O secretário de governo de Jaqueira, Arnaldo Liberato, explica que as demissões ocorreram porque o governo federal diminuiu os repasses e Jaqueira não tem receita própria. A cidade deixou de ser distrito de Maraial em 1996. Ele cita algumas iniciativas que o município adotou (este mês e no próximo): um corte de 20% dos salários dos cargos comissionados e gratificações, suspensão no pagamento das diárias, entre outras. As medidas geraram economia mensal de R$ 60 mil na folha de pagamento. No entanto, a prefeitura está construindo uma sede nova. “A nova sede foi construída com dinheiro do Fundo Estadual de Apoio ao Desenvolvimento Municipal (FEM), custou cerca de R$ 600 mil e está em fase de finalização”, completa. E argumenta: “Na real necessidade precisamos de mais pessoal. No próximo ano, vai ter mais fome porque a prefeitura não terá dinheiro para contratar. As usinas e engenhos não empregam mais a mesma quantidade de pessoas por aqui”.
Baixa escolaridade
Nas três cidades visitadas pelo JC, os dispensados são justamente os que têm baixa escolaridade, cargos mais simples, pois não fazem parte do quadro efetivo (os concursados) dos municípios. A Prefeitura de Brejo da Madre de Deus dispensou 300 pessoas desde setembro último e pretende chegar a um total de 500 desligados até o próximo dia 15. Cerca de 90% das receitas de Brejo vêm de fora. Os impostos cobrados pela prefeitura, como o ISS e o IPTU somam cerca de 10% de tudo que o município recebe, segundo a gestão municipal. “Estamos reduzindo as despesas com pessoal por causa da LRF”, explica o prefeito de Brejo da Madre de Deus, Hilário Paulo da Silva (PSD), alegando que a sua folha é alta, por causa dos salários dos professores – espalhados em 54 escolas – e os médicos. “Pagamos 19% acima do piso para os professores”, conta, alegando que os repasses do FPM vieram menores em julho, agosto, setembro e outubro últimos.

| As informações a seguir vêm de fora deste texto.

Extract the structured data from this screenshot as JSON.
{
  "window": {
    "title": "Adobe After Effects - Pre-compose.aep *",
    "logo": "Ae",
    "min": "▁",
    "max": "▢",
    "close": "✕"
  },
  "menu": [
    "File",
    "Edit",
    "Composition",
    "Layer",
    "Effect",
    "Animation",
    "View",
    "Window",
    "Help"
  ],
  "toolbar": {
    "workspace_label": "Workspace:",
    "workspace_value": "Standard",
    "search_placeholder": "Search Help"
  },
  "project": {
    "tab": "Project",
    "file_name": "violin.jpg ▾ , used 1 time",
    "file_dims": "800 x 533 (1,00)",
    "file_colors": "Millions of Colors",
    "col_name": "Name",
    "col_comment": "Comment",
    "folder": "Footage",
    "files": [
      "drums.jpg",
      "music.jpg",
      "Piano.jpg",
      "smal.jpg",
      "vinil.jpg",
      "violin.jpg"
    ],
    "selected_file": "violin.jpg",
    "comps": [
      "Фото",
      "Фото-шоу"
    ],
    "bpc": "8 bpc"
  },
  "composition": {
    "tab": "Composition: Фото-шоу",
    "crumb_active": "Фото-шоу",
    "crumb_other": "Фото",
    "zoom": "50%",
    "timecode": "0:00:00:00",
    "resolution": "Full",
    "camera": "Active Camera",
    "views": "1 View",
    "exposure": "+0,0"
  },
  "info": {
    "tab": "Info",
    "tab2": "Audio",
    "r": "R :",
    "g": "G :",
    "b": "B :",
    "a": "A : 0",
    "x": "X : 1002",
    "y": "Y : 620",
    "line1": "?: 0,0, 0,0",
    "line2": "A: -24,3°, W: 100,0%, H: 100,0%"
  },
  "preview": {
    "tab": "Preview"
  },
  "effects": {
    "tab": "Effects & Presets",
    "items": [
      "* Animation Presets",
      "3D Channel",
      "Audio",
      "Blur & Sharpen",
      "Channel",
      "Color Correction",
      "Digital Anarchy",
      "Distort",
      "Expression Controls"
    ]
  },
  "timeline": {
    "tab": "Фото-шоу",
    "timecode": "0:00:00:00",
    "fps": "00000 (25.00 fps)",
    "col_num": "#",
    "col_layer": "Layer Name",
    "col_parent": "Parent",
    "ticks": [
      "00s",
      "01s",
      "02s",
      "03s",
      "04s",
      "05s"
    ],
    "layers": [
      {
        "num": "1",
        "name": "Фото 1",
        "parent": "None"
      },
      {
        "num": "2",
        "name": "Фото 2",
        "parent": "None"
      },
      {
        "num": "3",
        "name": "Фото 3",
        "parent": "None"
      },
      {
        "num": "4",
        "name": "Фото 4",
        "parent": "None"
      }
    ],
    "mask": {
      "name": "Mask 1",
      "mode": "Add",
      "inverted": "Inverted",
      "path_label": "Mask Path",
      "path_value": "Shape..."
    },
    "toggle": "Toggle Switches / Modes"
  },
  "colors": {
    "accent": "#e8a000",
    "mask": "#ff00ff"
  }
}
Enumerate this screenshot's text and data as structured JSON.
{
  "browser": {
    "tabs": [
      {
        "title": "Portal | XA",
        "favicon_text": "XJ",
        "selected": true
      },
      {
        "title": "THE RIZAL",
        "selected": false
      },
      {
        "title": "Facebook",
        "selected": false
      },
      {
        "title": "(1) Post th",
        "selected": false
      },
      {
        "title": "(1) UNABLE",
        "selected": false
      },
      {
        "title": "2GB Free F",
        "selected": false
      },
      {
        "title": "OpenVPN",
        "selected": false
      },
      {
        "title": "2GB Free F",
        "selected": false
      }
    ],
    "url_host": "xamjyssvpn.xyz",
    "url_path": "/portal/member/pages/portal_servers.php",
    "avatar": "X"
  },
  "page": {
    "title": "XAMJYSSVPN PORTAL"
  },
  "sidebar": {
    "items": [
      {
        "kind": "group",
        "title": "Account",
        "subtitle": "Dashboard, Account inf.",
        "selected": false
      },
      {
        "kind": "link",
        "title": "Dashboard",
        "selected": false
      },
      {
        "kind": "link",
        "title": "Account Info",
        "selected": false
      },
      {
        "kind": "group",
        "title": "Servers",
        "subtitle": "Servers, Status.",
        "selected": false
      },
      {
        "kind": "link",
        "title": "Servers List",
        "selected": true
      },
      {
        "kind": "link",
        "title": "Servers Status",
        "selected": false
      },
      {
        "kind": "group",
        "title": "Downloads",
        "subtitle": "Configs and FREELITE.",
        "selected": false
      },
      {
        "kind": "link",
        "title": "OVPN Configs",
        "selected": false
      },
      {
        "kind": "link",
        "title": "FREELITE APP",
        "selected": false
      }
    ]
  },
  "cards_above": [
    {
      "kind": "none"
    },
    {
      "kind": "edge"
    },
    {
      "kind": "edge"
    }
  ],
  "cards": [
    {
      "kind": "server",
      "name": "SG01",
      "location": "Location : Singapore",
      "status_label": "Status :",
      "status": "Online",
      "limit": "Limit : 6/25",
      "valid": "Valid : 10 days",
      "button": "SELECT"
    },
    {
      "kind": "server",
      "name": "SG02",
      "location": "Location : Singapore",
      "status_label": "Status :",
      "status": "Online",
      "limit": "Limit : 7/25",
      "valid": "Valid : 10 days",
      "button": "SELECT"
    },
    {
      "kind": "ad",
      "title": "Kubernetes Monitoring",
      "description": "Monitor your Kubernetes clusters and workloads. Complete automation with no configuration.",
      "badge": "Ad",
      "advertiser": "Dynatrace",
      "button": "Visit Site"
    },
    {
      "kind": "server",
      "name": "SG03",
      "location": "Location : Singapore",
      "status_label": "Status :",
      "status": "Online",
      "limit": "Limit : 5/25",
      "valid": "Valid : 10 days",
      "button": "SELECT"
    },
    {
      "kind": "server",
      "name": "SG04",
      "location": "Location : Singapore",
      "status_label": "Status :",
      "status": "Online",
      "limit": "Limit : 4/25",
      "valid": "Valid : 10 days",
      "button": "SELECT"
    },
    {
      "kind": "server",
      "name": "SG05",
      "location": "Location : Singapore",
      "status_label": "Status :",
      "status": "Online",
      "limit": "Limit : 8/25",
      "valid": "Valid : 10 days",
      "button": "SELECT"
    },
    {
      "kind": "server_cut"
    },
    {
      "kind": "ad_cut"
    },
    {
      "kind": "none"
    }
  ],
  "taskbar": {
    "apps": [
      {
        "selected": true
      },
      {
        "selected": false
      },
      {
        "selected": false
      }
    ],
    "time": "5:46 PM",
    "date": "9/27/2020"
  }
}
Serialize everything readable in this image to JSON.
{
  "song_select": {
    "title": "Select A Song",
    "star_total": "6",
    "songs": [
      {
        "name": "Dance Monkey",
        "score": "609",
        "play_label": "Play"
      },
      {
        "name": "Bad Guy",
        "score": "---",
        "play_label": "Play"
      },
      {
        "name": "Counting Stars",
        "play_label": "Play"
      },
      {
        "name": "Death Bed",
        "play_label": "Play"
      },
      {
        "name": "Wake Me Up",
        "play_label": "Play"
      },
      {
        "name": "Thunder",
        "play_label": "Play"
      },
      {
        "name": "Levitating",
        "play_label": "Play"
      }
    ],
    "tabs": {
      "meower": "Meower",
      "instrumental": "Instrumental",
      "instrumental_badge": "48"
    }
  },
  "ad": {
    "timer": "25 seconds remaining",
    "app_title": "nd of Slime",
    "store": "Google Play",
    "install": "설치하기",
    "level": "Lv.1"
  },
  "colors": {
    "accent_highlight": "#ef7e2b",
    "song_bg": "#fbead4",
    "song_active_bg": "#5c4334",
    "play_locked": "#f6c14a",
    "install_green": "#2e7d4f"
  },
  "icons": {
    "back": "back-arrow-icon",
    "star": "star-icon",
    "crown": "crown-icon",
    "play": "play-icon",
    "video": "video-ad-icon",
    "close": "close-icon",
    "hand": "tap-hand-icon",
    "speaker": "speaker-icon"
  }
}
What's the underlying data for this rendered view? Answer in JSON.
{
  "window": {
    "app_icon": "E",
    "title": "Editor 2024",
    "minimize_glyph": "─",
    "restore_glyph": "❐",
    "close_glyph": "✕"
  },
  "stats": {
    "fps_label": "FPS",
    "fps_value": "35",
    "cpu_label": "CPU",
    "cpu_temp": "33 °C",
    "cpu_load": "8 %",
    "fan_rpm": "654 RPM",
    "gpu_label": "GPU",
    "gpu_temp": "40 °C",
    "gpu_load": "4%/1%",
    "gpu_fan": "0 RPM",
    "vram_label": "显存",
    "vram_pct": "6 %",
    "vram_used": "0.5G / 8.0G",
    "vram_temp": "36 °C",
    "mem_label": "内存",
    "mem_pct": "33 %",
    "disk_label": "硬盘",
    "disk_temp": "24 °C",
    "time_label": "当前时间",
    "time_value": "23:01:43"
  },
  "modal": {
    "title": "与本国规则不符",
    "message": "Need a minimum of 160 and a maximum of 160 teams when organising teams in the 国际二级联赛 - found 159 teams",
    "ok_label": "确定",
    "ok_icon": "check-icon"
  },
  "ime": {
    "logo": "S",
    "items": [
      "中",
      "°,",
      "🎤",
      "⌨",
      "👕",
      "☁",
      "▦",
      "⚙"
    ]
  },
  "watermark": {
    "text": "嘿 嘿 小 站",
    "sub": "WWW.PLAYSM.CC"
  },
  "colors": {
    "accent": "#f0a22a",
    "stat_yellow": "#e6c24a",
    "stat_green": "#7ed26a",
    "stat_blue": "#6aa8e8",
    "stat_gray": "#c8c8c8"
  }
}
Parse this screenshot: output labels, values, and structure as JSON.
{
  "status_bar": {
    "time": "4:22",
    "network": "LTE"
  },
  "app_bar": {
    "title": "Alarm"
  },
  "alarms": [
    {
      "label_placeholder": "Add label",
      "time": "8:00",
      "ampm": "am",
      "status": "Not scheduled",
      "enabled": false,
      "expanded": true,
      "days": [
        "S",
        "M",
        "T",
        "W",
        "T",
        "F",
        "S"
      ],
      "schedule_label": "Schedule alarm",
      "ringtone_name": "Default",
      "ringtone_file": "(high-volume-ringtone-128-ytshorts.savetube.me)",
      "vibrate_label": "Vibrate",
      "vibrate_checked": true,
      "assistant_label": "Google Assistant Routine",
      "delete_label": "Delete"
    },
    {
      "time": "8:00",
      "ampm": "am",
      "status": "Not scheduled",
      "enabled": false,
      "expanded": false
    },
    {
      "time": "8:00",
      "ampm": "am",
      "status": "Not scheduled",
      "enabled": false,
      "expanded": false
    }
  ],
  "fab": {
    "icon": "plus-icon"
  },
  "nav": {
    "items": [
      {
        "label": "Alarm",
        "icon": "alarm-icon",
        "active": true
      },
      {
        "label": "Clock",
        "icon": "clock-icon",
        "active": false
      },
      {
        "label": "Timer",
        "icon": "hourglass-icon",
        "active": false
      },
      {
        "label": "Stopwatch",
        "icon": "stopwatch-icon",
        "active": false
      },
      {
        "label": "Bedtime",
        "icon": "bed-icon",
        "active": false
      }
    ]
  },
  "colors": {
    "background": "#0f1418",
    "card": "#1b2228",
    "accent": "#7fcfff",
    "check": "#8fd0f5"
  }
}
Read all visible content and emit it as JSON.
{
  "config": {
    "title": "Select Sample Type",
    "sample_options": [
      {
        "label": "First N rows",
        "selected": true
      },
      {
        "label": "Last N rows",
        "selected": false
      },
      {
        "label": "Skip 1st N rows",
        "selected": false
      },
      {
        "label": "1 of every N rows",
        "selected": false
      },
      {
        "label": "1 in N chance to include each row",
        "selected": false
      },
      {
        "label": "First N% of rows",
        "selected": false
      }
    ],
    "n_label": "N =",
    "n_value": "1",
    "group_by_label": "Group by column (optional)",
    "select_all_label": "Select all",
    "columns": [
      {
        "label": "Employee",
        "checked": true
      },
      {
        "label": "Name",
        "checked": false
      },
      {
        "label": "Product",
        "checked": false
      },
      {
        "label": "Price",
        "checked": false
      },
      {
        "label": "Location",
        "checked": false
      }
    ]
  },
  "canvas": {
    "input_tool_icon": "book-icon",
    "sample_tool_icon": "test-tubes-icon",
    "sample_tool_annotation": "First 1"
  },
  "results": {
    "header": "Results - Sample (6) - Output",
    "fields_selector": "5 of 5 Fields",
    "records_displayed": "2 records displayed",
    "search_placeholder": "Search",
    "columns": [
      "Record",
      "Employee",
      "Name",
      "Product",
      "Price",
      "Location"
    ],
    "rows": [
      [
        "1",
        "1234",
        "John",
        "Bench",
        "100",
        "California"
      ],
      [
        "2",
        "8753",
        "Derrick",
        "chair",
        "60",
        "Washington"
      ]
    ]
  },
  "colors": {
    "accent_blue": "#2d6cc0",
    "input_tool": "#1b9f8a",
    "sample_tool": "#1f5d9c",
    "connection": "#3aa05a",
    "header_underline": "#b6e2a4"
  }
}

Ainda de acordo com o prefeito, o repasse do ICMS – tributo recolhido pelo Estado – era uma média de R$ 100 mil por semana até a crise apertar. Este ano, houve repasse semanal no valor de R$ 18 mil para o município de Brejo, que comprometeu 69,96% da receita do município com o pagamento de pessoal.
A auxiliar de serviços gerais Erica de Freitas, 23 anos, foi demitida no início deste mês. “Tá difícil arranjar outro emprego, porque até o serviço de doméstica desapareceu”. Ela ganhava um salário mínimo fazendo a limpeza da rua e é mãe de uma criança. “A situação só não está pior, porque a casa é própria. O meu marido não tem trabalho fixo, mas faz acabamento de roupa para o pessoal de Santa Cruz do Capibaribe”, conta.
O aperto familiar impacta no comércio das cidades. “A partir de maio, começou a complicar. A prefeitura é o maior empregador e começou a atrasar os salários. As vendas caíram 30%”, diz um dos donos do Supermercado Popular, André Luís Rodrigues.